As stated by the U.S. Preventive Services Task Force and the National Institute of Dental and Craniofacial Research, the main screening test for oral cancer remains conventional oral examination of the oral cavity. Most cases of oral cancer are preceded by a clinically visible lesion. These lesions are called oral potentially malignant disorders. These are leukoplakia, erythroplakia, oral submucous fibrosis, oral lichen planus and discoid lupus erythematosis. Leukoplakia has a reported annual transformation rate of 2-3%, while OLP has a rate of 0.5% .
Full thickness tissue biopsy is the "gold standard" for diagnosing suspicious lesions should they be encountered during COE. However, oral biopsy is an invasive technique that can be challenging in sites as the floor of the mouth or the soft palate . The invasive nature of a biopsy also makes it unsuitable for cancer screening in high-risk populations.
Thus there is a need for a diagnostic aid that can help primary care providers determine which patients need to be biopsied or referred to a specialist.

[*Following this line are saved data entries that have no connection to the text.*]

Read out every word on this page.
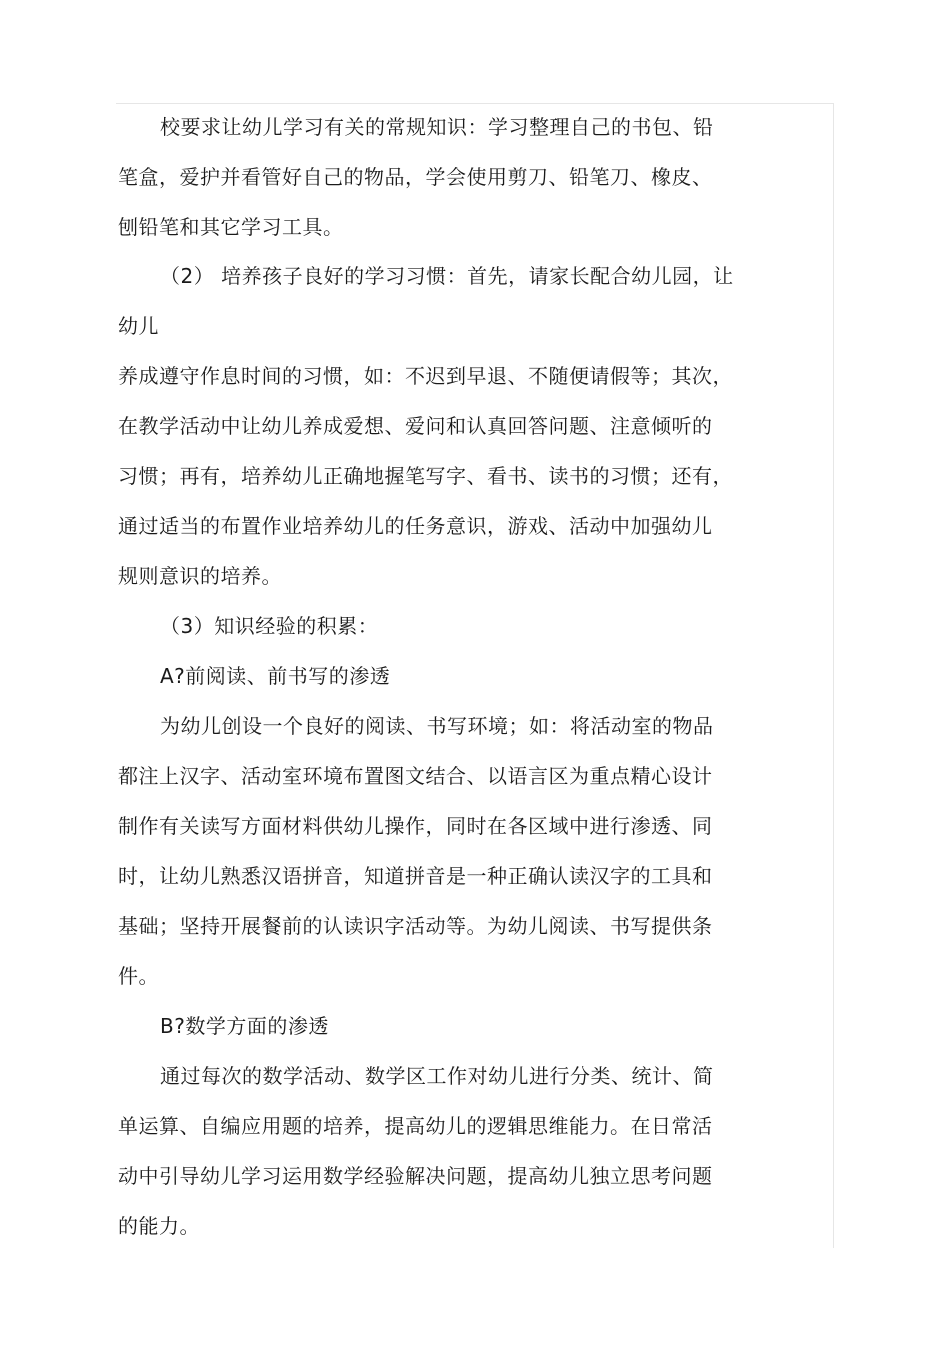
校要求让幼儿学习有关的常规知识：学习整理自己的书包、铅
笔盒，爱护并看管好自己的物品，学会使用剪刀、铅笔刀、橡皮、
刨铅笔和其它学习工具。
（2） 培养孩子良好的学习习惯：首先，请家长配合幼儿园，让
幼儿
养成遵守作息时间的习惯，如：不迟到早退、不随便请假等；其次，
在教学活动中让幼儿养成爱想、爱问和认真回答问题、注意倾听的
习惯；再有，培养幼儿正确地握笔写字、看书、读书的习惯；还有，
通过适当的布置作业培养幼儿的任务意识，游戏、活动中加强幼儿
规则意识的培养。
（3）知识经验的积累：
A?前阅读、前书写的渗透
为幼儿创设一个良好的阅读、书写环境；如：将活动室的物品
都注上汉字、活动室环境布置图文结合、以语言区为重点精心设计
制作有关读写方面材料供幼儿操作，同时在各区域中进行渗透、同
时，让幼儿熟悉汉语拼音，知道拼音是一种正确认读汉字的工具和
基础；坚持开展餐前的认读识字活动等。为幼儿阅读、书写提供条
件。
B?数学方面的渗透
通过每次的数学活动、数学区工作对幼儿进行分类、统计、简
单运算、自编应用题的培养，提高幼儿的逻辑思维能力。在日常活
动中引导幼儿学习运用数学经验解决问题，提高幼儿独立思考问题
的能力。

Nucleic acids can be released actively or passively into the circulation by both living and dead cells, where the latter is considered the predominant source. Programmed cell death gives neatly digested DNA fragments of approximately 180 bp in length. In case of solid tumors, cell-free DNA is released through necrosis which generates longer DNA fragments due to haphazard and incomplete digestion of DNA. Thus, the integrity of the DNA fragment can determine its origin making DNA integrity a potential marker for oral cancer.
The DNA integrity index (DII) is the ratio between the longer DNA fragments to the shorter ones. A higher index has been reported in breast, prostate, liver and cervical cancer. Jiang et al. 2006 found that the DNA integrity index was significantly higher in oral cancer patients than in normal ones and reported a sensitivity and specificity values of 84.5% 83% respectively . The next step for such a marker would be early quantification of performance in clinical settings to determine if it is possible to extrapolate cut off values.